Its appeal came yesterday, hard on the heels of a speech from Mark Carney at the Mansion House in London on Thursday night, in which the Bank of England governor said: "There's already great speculation about the exact timing of the first rate hike and this decision is becoming more balanced.
"It could happen sooner than markets currently expect...The MPC has rightly stressed that the timing of the first Bank Rate increase is less important than the path thereafter."
Sterling surged yesterday in the wake of Mr Carney's comments, as financial market players brought forward their forecasts of when base rates might start to rise from their record low of 0.5 per cent, where they have been since March 2009.
The pound was trading at $1.6953 at 5pm, up more than one cent on its $1.6852 close on Thursday. Sterling also rose sharply against the euro. The single currency was trading at 79.76p at 5pm, down 0.67p from its previous close in London.
Mr Carney warned in his speech that the UK housing market "is showing the potential to overheat".
Adam Marshall, executive director of policy and external affairs at British Chambers of Commerce (BCC), said: "While Mark Carney is right to say that the timing of Britain's first interest rate rise is less important than the path thereafter, we would urge the Monetary Policy Committee not to jump the gun.
"Earlier-than-expected rate rises could mean that current levels of growth are as good as it gets for the UK economy. The case for acting more swiftly has not yet been made. If the housing market is the principal concern, there are other tools at the Bank of England's disposal to cool the market."
He added: "If we are to see continued business investment growth, following the abysmal levels seen over far too many years, companies need to be confident that they will be working in a low interest-rate environment, facing only gradual rather than sudden change."
Mr Carney did emphasise the MPC expected rate rises to be "gradual and limited".
Consultancy Capital Economics said: "Mark Carney's statement … that the first rise in interest rates … could happen sooner than markets currently expect looked like a pretty plain signal that tighter monetary policy is not very far away. Even so, while the first rise in interest rates now looks most likely to come in the first quarter of 2015, we still think rates will rise at a historically slow pace."
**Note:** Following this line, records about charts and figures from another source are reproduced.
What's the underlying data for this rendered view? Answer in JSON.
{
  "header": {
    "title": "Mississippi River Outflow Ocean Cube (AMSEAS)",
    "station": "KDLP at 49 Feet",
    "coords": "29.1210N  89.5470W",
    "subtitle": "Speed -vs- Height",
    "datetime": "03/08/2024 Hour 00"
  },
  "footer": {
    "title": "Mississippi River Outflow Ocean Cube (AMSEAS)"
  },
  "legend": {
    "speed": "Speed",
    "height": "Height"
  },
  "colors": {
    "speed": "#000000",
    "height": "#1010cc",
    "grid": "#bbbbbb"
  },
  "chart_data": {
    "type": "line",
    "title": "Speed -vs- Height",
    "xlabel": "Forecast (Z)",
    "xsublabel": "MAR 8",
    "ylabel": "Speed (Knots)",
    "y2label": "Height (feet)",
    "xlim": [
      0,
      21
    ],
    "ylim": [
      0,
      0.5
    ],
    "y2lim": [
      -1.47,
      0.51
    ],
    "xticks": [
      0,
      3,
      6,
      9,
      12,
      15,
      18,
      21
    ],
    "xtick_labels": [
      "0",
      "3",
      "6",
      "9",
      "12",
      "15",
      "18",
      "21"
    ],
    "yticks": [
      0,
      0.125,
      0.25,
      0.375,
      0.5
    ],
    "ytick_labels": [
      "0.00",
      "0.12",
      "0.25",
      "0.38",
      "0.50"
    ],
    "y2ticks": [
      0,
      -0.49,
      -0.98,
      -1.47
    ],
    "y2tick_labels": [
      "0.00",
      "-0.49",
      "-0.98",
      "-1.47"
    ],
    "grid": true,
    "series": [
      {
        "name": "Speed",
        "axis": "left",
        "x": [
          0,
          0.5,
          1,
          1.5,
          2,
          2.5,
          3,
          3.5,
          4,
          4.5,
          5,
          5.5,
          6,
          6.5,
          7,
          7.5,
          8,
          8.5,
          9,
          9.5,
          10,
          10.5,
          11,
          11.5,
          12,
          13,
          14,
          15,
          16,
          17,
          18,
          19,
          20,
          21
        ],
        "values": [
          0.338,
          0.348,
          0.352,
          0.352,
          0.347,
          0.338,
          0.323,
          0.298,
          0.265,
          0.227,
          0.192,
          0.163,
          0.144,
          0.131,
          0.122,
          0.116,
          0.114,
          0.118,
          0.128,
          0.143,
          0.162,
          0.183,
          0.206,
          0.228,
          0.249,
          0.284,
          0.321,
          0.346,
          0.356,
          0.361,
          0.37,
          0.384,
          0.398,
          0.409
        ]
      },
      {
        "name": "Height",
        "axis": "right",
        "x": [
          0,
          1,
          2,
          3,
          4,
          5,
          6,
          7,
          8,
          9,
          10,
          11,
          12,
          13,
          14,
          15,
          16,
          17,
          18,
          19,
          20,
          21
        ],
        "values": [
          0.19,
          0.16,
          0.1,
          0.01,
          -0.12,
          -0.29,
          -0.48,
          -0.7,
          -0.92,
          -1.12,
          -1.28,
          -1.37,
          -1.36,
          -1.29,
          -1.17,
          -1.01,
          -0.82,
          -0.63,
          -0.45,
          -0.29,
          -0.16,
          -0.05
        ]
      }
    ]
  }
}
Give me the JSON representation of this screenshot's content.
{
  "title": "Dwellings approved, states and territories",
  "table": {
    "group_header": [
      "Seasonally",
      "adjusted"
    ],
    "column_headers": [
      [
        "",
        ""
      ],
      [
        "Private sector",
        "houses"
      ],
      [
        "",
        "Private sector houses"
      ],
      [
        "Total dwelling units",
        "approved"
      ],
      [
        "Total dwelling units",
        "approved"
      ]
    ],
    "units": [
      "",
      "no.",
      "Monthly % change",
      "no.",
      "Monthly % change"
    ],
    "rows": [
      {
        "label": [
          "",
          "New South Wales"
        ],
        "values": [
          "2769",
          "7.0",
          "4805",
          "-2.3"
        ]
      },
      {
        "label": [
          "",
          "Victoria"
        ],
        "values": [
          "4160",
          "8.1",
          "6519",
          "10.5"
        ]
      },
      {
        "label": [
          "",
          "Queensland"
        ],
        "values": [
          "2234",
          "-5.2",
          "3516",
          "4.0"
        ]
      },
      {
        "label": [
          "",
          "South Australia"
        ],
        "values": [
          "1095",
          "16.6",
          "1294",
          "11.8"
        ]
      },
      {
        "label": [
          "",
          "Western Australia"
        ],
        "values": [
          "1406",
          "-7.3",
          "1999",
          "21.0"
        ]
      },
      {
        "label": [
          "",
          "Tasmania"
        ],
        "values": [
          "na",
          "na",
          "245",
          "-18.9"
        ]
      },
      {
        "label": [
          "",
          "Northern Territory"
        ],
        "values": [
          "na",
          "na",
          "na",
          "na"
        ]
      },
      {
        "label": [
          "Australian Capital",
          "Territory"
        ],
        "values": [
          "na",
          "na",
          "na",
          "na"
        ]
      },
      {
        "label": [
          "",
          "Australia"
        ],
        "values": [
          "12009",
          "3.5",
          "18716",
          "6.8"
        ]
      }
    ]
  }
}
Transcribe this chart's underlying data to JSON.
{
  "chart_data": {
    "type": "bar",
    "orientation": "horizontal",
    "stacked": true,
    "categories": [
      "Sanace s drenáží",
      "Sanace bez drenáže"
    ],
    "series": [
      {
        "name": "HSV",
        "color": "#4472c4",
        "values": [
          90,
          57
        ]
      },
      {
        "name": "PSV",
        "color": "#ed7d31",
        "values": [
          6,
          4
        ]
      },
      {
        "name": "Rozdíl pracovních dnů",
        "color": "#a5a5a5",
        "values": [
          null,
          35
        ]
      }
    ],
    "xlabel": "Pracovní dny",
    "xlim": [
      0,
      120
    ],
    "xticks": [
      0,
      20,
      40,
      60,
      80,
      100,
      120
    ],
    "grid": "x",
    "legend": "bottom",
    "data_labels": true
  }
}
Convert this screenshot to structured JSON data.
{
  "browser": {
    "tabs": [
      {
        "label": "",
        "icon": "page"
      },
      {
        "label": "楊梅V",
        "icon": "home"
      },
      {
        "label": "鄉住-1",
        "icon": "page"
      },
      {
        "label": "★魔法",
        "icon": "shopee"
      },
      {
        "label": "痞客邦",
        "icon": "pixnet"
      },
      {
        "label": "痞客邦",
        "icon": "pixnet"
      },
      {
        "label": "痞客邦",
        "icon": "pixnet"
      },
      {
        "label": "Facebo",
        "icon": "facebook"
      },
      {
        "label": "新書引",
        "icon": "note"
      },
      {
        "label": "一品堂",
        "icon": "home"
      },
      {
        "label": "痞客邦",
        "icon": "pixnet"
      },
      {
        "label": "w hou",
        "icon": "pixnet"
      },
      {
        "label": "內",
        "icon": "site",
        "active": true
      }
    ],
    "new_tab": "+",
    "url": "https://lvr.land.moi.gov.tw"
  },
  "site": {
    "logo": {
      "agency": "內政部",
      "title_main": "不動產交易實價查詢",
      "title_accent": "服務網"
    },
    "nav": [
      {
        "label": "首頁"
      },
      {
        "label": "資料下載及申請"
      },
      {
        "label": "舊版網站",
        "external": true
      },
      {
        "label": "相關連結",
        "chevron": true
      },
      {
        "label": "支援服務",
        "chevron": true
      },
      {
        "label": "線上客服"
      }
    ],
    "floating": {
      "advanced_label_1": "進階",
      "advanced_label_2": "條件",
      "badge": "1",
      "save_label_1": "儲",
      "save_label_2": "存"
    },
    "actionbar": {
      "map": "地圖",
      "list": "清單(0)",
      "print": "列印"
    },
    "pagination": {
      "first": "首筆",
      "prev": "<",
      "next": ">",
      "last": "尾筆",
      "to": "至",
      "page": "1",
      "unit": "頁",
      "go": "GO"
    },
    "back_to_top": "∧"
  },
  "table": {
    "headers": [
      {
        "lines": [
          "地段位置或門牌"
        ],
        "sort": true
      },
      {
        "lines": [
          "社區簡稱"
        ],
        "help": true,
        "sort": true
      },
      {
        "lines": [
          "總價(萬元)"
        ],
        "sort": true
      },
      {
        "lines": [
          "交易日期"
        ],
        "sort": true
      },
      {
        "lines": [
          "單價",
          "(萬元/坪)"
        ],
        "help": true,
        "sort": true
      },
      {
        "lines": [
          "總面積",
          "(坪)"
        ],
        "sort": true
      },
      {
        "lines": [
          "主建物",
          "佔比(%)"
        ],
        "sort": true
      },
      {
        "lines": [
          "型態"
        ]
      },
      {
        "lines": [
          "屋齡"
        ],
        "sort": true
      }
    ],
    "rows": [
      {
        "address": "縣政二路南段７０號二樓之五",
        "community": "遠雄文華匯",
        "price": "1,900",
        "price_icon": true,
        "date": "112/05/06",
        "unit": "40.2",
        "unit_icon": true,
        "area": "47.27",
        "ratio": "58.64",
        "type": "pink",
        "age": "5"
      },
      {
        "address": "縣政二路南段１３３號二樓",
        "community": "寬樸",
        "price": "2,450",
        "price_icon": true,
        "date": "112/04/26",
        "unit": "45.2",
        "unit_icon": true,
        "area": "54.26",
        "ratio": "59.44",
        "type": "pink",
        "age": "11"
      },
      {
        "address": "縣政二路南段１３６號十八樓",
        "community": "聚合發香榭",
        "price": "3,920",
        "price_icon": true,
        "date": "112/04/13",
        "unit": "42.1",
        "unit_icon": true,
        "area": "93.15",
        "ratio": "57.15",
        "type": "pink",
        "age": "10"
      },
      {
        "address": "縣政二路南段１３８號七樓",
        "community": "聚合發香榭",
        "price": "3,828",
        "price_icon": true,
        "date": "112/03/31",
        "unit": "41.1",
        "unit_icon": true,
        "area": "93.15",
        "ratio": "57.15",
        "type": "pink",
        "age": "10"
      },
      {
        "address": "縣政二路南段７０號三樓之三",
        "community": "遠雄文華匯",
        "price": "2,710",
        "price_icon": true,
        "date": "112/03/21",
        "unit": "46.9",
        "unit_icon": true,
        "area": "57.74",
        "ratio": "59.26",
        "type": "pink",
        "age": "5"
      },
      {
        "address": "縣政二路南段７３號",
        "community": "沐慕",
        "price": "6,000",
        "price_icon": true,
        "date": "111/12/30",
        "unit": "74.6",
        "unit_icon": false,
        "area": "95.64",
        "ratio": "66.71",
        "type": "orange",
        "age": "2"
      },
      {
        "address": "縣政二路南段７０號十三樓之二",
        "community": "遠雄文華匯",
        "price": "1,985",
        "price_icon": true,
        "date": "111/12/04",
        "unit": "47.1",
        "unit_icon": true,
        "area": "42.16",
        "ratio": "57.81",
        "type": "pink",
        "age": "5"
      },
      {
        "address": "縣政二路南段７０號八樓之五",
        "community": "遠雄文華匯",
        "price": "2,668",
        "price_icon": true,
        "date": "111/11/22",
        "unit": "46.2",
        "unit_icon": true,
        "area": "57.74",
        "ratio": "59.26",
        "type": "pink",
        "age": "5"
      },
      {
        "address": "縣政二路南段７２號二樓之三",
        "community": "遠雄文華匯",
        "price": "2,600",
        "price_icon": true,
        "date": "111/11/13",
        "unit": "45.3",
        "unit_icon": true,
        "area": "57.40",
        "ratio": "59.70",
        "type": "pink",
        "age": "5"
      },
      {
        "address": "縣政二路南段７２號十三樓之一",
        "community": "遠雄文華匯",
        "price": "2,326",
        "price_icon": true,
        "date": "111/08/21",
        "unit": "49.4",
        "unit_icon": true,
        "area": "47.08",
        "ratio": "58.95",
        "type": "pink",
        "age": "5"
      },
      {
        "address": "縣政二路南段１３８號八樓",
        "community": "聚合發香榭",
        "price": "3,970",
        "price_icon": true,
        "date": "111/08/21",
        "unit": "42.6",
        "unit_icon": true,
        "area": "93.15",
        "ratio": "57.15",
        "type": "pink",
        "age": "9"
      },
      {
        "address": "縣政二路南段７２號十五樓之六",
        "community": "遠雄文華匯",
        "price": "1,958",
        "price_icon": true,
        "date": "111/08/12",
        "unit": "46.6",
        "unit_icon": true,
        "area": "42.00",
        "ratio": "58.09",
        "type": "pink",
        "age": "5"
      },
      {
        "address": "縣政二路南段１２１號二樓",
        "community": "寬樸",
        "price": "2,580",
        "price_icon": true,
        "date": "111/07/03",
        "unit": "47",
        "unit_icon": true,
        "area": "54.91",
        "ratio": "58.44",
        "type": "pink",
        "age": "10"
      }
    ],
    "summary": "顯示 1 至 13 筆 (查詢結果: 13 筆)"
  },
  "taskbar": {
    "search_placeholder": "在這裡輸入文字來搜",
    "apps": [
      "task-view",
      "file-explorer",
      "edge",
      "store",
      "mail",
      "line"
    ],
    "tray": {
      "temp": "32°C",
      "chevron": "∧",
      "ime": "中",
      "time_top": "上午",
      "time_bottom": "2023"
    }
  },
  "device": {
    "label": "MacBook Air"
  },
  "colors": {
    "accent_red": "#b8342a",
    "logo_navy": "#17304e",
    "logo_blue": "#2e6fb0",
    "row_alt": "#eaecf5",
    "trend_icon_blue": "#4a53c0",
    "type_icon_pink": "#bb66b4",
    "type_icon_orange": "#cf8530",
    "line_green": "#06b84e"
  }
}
Howard Archer, chief UK economist at consultancy IHS Global Insight, said: "We recently brought forward our expectation of the first interest-rate hike, from 0.5 per cent to 0.75 per cent, to February 2015 from June 2015. Furthermore, it is now looking very possible that the Bank could act before the end of 2014, although at this stage we lean towards the view that a majority of MPC members will prefer to wait until early 2015 so as to give the economy every chance to establish extended and increasingly broad-based growth."
A rate rise during the first quarter of 2015, or before, would come ahead of next May's General Election.
BCC chief economist David Kern said: "The European Central Bank's recent move to a negative deposit rate has reinforced the upward pressure on sterling, which is making our exports more expensive. Mr Carney's comments...may add to these unwelcome trends. UK inflation is still below target, and earnings growth is below inflation. Global growth forecasts have been revised down recently, and the UK recovery is still facing obstacles. It is therefore premature to consider early interest rate increases."